A: You might say there was a little confusion. I didn't see where anybody was confused. The confusion was out at the school.
Q: You had no knowledge that these people were involved with anything out at the high school, did you?
A: No; just the call came out over the air.
Q: The call didn't say anything about these guys being out of the Washington High School, did it?
A: No, it did not.
Given nothing else, the ambiguity of this testimony must be resolved in favor of Adams.

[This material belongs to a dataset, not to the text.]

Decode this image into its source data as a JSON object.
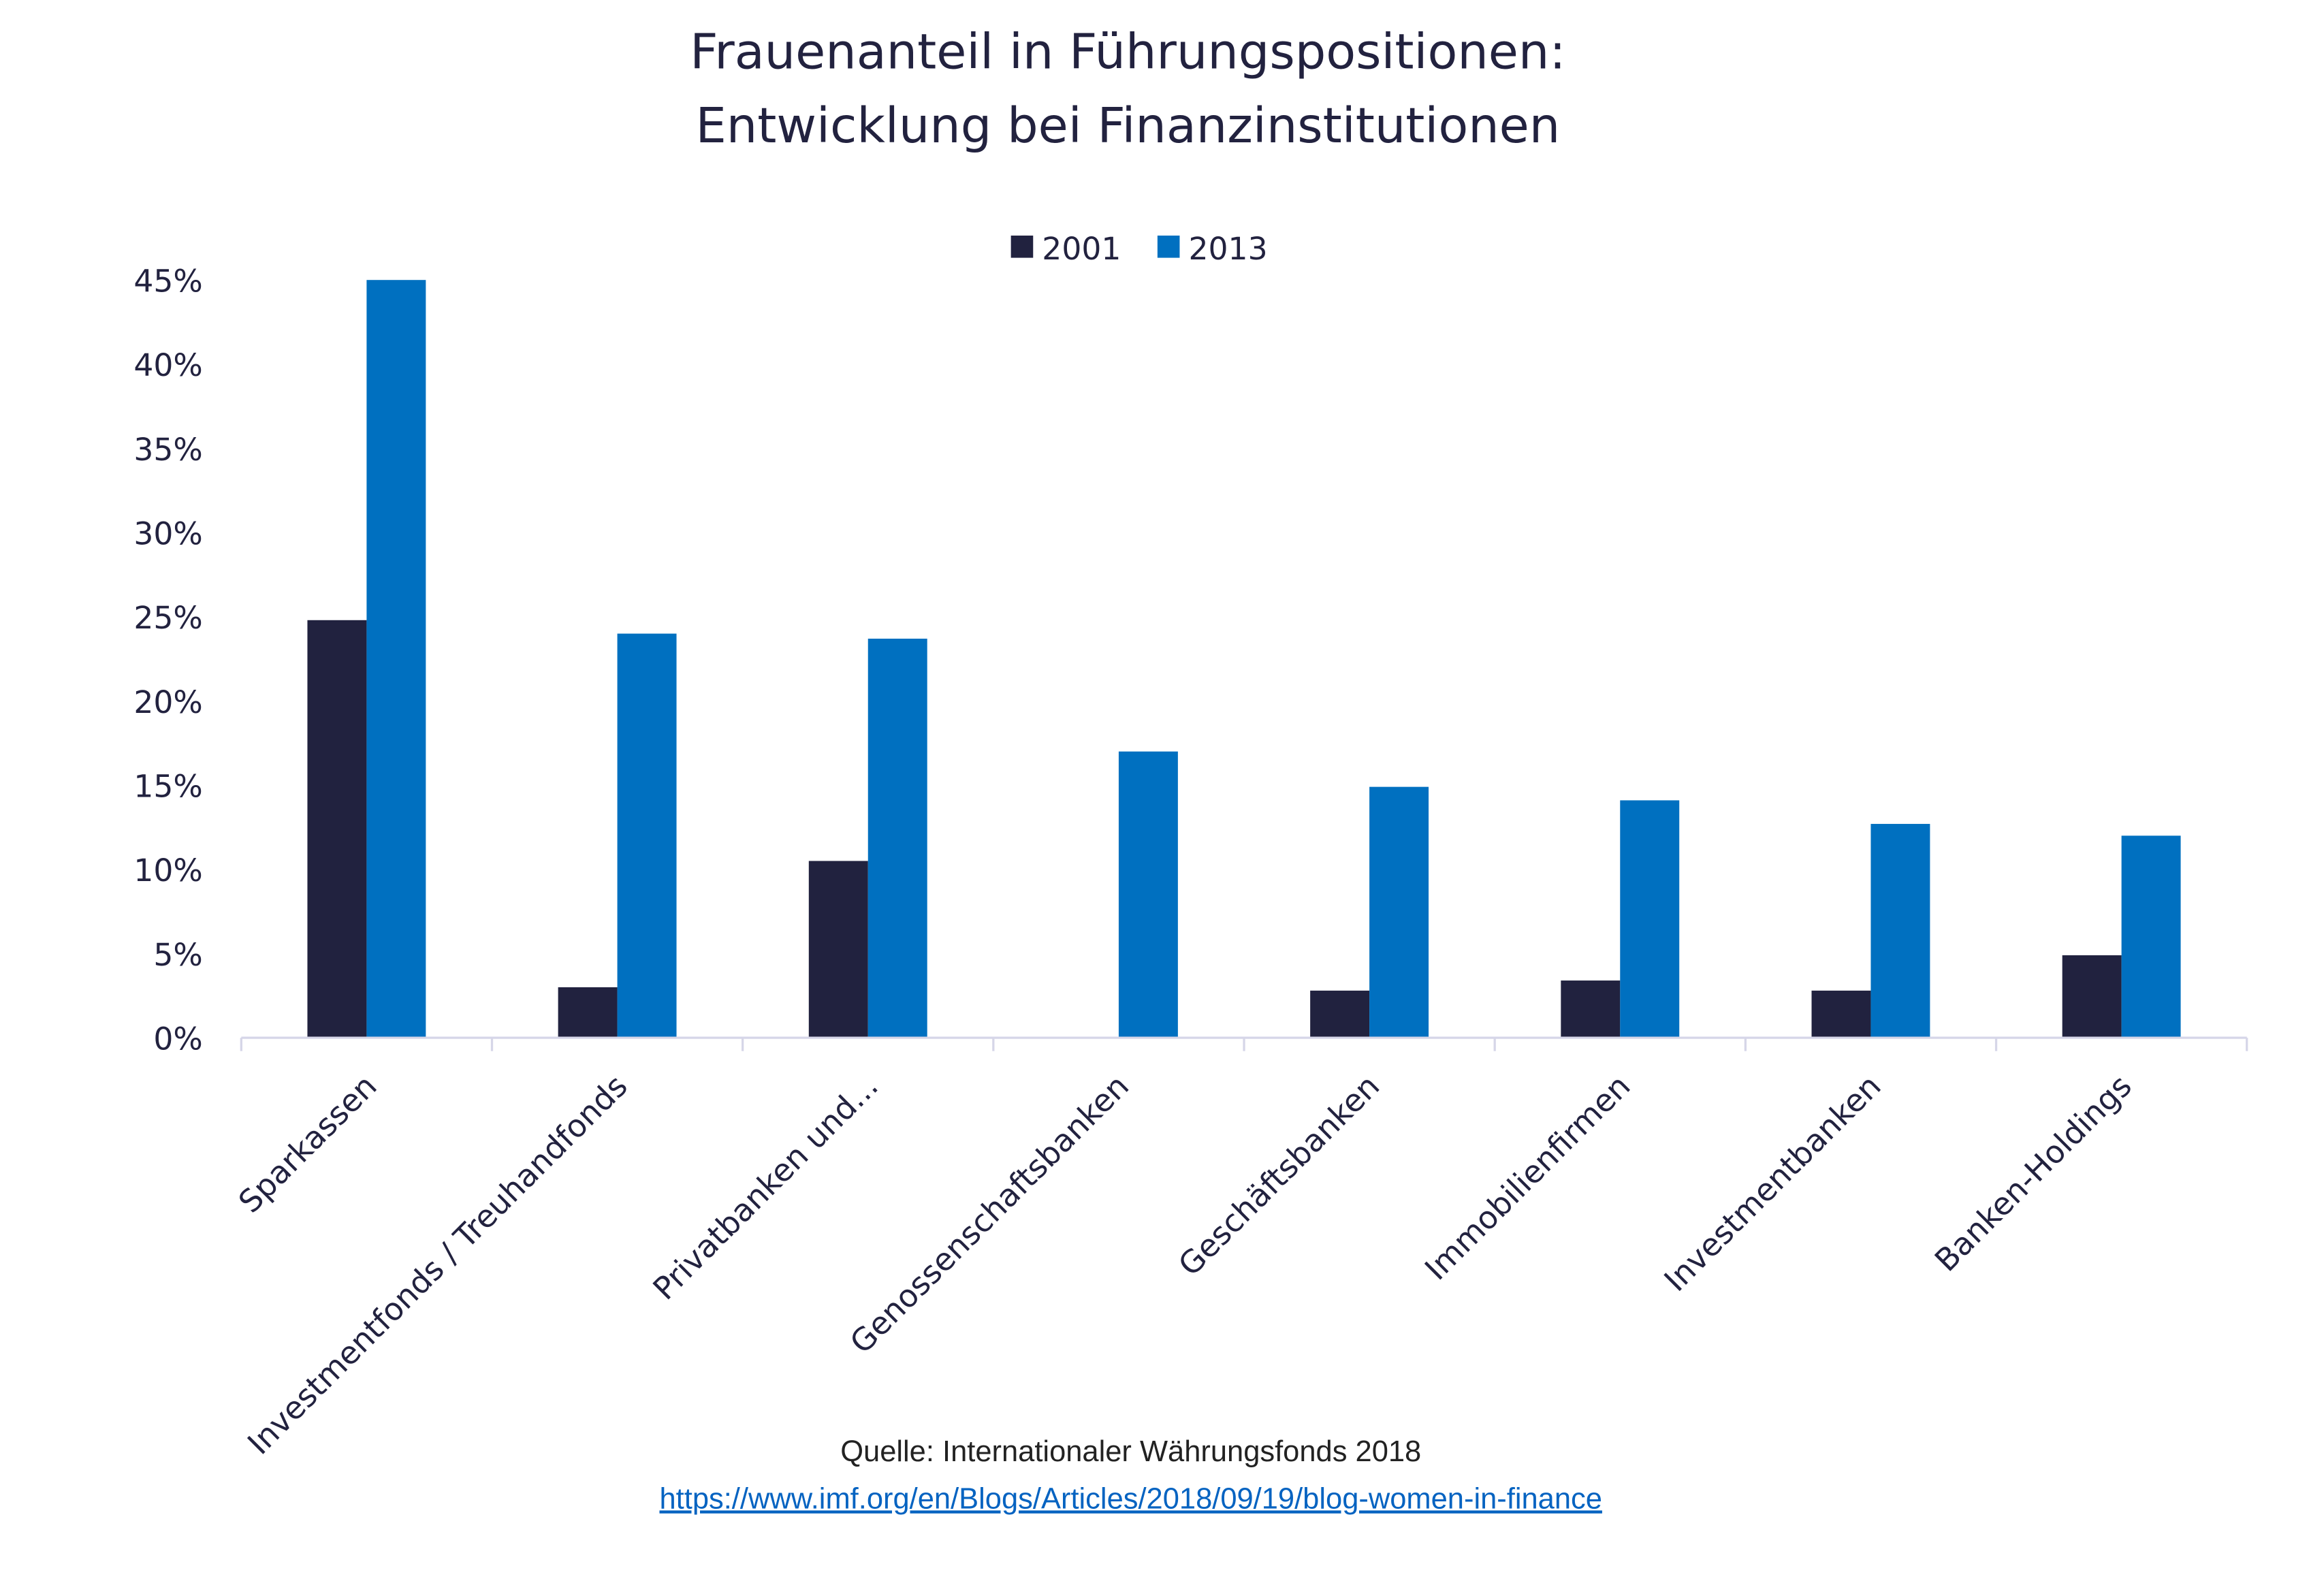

The majority, I believe, proceeds on the mistaken assumption that the defendant bore the burden of proof on the riot issue at the suppression hearing. At a hearing on a motion to suppress, the defendant-movant bears the burden of coming forward with evidence that his search was not pursuant to warrant or that a warrant issued against him or his property was constitutionally defective. Once he has shown a warrantless search, the Government must shoulder the burden of proving the legality of that search. Coolidge v. New Hampshire, 403 U.S. 443, 455, 91 S. Ct. 2022, 29 L. Ed. 2d 564 (1971); United States v. Jeffers, 342 U.S. 48, 51, 72 S. Ct. 93, 96 L. Ed. 59 (1951); McDonald v. United States, 335 U.S. 451, 456, 69 S. Ct. 191, 93 L. Ed. 153 (1948); United States v. Gamble, 473 F.2d 1274 (7th Cir., 1973); Wrightson v. United States, 95 U.S.App.D.C. 390, 222 F.2d 556 (1956); 8A Moore's Federal Practice para. 41.08 (1972). Why this is so was made evident as far back as McDonald :
Power is a heady thing; and history shows that the police acting on their own cannot be trusted. And so the Constitution requires a magistrate to pass on the desires of the police before they violate the privacy of the home. We cannot be true to that constitutional requirement and excuse the absence of a search warrant without a showing by those who seek exemption from the constitutional mandate that the exigencies of the situation made that course imperative. 335 U.S. at 456, 69 S. Ct. at 193. (Emphasis added.)
Since the Government failed to demonstrate any legal justification to stop the automobile driven by Adams, the subsequent search of the vehicle was unlawful.
In my judgment, the trial judge erred in denying Adams' motion to suppress. I would therefore reverse his conviction.